The DGA results for the insulating oil are used to detect the types of failures in transformers and provide the most valuable data for the transformer health index methodology.
In this study, a new approach is proposed to evaluate the DGA parameter within the health index methodology. With this approach, in addition to the gas concentrations obtained by DGA, delta and rate values are also taken into account when calculating the DGA factor. In addition, the accuracy of the calculated health index was increased by excluding unreliable DGA results.
In the proposed approach, instead of performing an independent evaluation for each DGA result, all DGA results obtained during the examination period of the transformer are included in the evaluation process, and a separate generalized condition score is calculated for each gas. Thus, all events that cause gas formation during the operation period affect the generalized condition score and are included in the HI calculation.

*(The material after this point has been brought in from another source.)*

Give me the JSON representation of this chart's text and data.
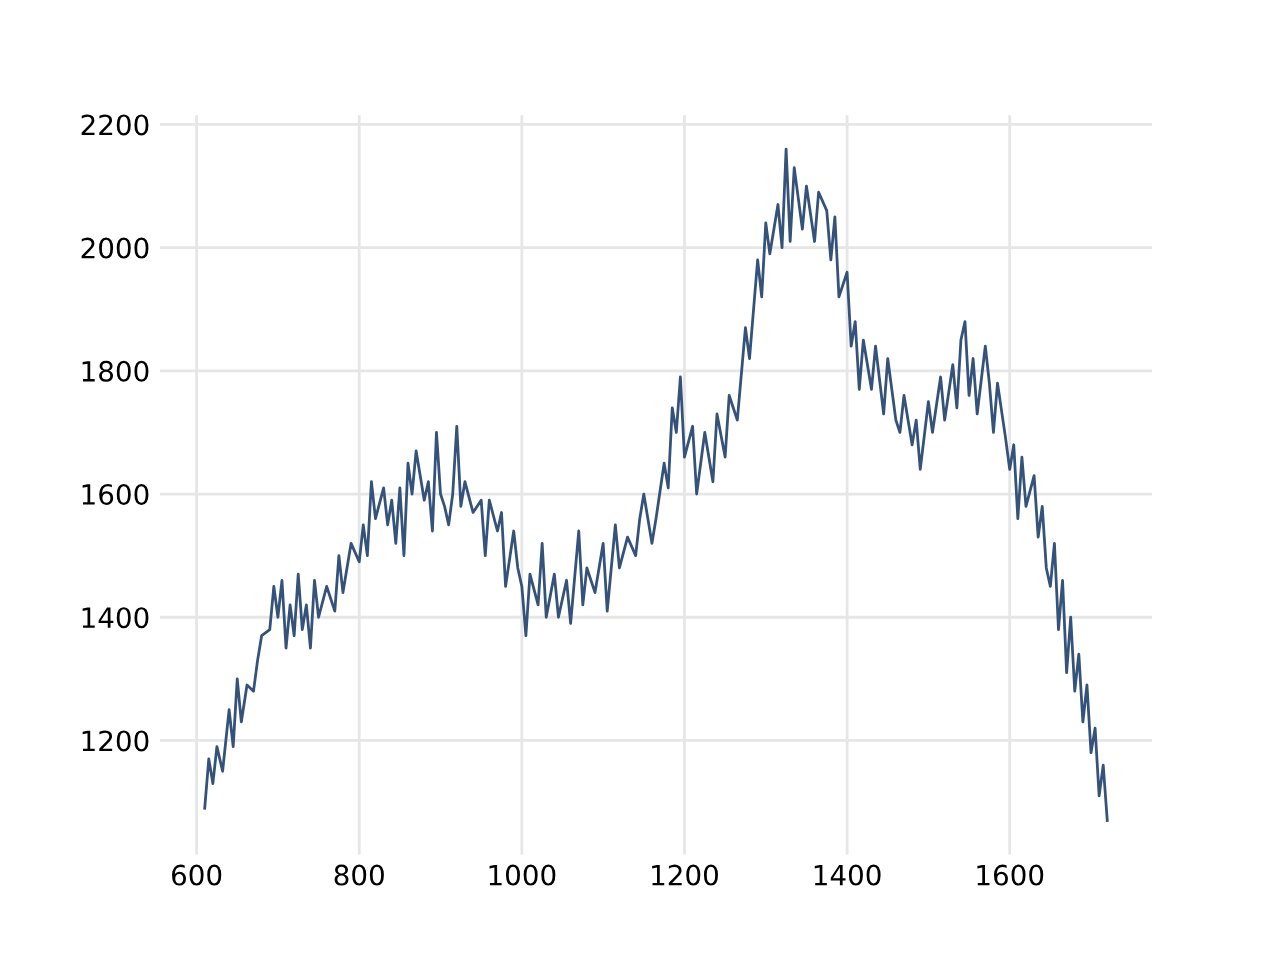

In addition, faults that occur in the transformer for a short time and cause gas formation but are not repeated have a high impact on the DGAF and HI values of the transformer, and misleading evaluations about the condition of the transformer are prevented.
To compare the proposed method with the traditional method, gas concentrations obtained by 36 separate DGAs applied to a transformer over a period of approximately 10 years were used. Although the evaluation of the DGAF values obtained by the traditional method varies considerably during the examination period, depending on the instantaneous DGA results, the proposed method provides a much more stable result.